The second element was the availability of processing power to manage, at a granular level, the data required to reduce uncertainty. Within a couple of decades, it was obvious that to manage change in a corporate environment the only thing that made sense was to use project management. The advent of the PC made possible the use of data driven techniques by nearly everyone. It is ironic that most project management workers today use that computing power to draw pictures that are not in any way driven from the granular data, but the mystique remains.

The history of the PMO has been inextricably linked to the history of modern project management. The necessary divergence between the two is something we will pick up at another time.

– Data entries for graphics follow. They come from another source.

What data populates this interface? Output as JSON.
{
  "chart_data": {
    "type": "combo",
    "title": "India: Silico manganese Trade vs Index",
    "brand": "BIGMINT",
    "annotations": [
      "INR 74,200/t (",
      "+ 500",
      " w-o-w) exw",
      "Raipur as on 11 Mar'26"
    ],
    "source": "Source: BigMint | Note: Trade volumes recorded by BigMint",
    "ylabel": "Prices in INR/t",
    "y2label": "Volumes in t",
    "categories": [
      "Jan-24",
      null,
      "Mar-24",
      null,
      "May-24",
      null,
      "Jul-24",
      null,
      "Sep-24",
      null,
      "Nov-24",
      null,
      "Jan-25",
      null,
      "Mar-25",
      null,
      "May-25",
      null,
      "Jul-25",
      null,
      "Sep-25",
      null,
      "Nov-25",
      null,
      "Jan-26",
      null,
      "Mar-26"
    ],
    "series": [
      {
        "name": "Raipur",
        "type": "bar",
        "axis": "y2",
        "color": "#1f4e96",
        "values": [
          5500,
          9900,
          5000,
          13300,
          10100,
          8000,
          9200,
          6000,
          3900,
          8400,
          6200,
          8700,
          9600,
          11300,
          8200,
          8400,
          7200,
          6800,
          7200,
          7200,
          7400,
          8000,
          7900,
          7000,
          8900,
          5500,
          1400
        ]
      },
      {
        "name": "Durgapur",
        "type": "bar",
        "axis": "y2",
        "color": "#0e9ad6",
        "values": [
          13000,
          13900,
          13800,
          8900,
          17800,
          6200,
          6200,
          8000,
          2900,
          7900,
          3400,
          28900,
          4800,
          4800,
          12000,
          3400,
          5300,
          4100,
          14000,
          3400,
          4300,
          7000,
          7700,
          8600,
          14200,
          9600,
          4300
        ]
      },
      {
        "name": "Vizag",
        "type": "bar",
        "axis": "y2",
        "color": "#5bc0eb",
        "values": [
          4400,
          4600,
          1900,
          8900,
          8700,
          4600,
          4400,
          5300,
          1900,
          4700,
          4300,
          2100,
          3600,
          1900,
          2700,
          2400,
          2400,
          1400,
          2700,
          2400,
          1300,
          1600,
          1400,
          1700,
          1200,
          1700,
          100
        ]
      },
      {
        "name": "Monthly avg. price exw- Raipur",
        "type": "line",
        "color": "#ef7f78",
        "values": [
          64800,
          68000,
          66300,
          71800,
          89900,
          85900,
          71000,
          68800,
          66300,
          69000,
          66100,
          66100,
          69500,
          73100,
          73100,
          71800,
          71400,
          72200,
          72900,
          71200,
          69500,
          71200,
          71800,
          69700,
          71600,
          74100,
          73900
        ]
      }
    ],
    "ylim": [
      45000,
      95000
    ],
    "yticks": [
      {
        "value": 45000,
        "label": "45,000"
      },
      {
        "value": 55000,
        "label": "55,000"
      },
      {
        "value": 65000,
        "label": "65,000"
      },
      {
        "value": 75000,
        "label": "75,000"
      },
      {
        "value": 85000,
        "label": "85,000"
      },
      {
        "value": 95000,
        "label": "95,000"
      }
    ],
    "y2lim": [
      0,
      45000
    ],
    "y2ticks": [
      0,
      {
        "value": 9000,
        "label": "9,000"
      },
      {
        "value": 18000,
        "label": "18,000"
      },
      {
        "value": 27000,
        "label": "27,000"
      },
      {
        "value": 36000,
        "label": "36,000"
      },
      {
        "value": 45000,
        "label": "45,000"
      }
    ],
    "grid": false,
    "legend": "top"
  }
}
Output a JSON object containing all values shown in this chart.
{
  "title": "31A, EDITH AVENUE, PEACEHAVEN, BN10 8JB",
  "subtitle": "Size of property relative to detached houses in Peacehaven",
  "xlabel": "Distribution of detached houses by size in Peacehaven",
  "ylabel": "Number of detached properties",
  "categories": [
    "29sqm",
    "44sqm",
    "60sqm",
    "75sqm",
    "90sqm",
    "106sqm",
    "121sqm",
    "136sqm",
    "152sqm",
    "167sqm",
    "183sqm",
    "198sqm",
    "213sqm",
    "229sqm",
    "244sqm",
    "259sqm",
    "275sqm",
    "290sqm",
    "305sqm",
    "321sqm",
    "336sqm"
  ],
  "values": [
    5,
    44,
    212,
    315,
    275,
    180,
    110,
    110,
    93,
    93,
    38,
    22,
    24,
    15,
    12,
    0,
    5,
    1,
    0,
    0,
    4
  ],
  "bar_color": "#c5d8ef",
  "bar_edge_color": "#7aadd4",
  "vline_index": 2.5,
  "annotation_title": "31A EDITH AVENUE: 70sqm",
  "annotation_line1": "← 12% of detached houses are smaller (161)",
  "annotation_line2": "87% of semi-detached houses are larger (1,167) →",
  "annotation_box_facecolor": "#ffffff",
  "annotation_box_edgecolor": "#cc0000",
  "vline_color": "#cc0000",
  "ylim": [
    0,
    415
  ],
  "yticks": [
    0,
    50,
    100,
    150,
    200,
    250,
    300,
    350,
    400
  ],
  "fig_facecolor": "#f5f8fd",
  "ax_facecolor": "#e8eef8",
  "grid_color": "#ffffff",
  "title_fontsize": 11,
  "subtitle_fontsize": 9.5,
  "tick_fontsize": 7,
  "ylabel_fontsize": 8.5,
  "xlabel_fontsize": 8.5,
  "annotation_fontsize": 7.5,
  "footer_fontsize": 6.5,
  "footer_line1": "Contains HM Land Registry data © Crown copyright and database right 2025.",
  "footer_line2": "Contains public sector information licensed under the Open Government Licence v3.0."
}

In the days of the massive early projects that gave birth to the discipline in industries such as defence, aeronautics, construction and infrastructure, the project support tasks were the responsibility of the project manager. Staff assigned to the PM role (and to support the PM) did the work that in later decades would be formalised and delimited as the early PSOs (project support offices).  Once project management became a standard competence, a corporate activity, it began to dawn on senior management that, in an environment with a large number of concurrent projects of all sizes, the "investors" (them) need as much if not more support than the recipients of the investment (PMs).  At about the time that Programmes became commonplace, the PMO is born of the need to balance the long term interests of the business vs the intentionally narrow focus of individual projects. Portfolio Management is only a couple of decades old in its current shape, but it formalises the focus on the benefits of investment, and it also tilts the PMO away from individual projects and towards the needs of the organisation as a whole, which uses projects to manage change.

A fairly generic mission statement, which I use as a starting points for the PMOs I work with runs along these lines: "To enable the successful delivery of the Portfolio / Programme / Project plan by working with our project colleagues to ensure that well-informed and  appropriate governance decisions are made at the right time by the right people."  Yet there are still too many ways to implement that mission, so that some PMOs look similar while others looks quite different from each other.

The problem we have now is that although we may have a working definition of PMO and we know roughly how we came to be here, we have not answered the question as to why there are so many different flavours of PMO in reality. 

Moreover, tough as it may be to contemplate, the truth is that if a PMO didn’t exist, the organisation would still govern its investments, however inefficiently. It is also sadly true that defining a PMO's boundaries is pure management convention (office politics).

The situation always brings to my mind the ancient story of the blind men and the elephant.  It is a very well known story: A group of blind men touch an elephant to learn what it is like. Each one feels a different part, but only one part, such as the side or the tusk. They then compare notes and learn that they are in complete disagreement.  The man touching a leg says the elephant is a pillar, but to the man touching the side it is a wall, while the one touching the ear swears it is a fan, which is denied by the one touching the trunk who knows it is a hose, etc.

The answer to our original question is that just as in the early days a PSO was an artificial line drawn around part of the role of the PM team, nowadays the PMO is an artificial line drawn around part of the environment that an organisation uses to deliver change by means of projects.  You can draw the line anywhere, it is a managerial (office-political) decision, it is not, and does not need to be, backed up by theory. On top of that, the actual project environment of every organisation has evolved organically to suit it, and therefore there are as many varieties as there are varieties of organisations and businesses out there.  Imagine an iceberg, seven eighths of it very much there but invisible to you, while the visible part has been shaped uniquely by where it calved from and by the weather it encountered along the way. Yet we know an iceberg when we see it.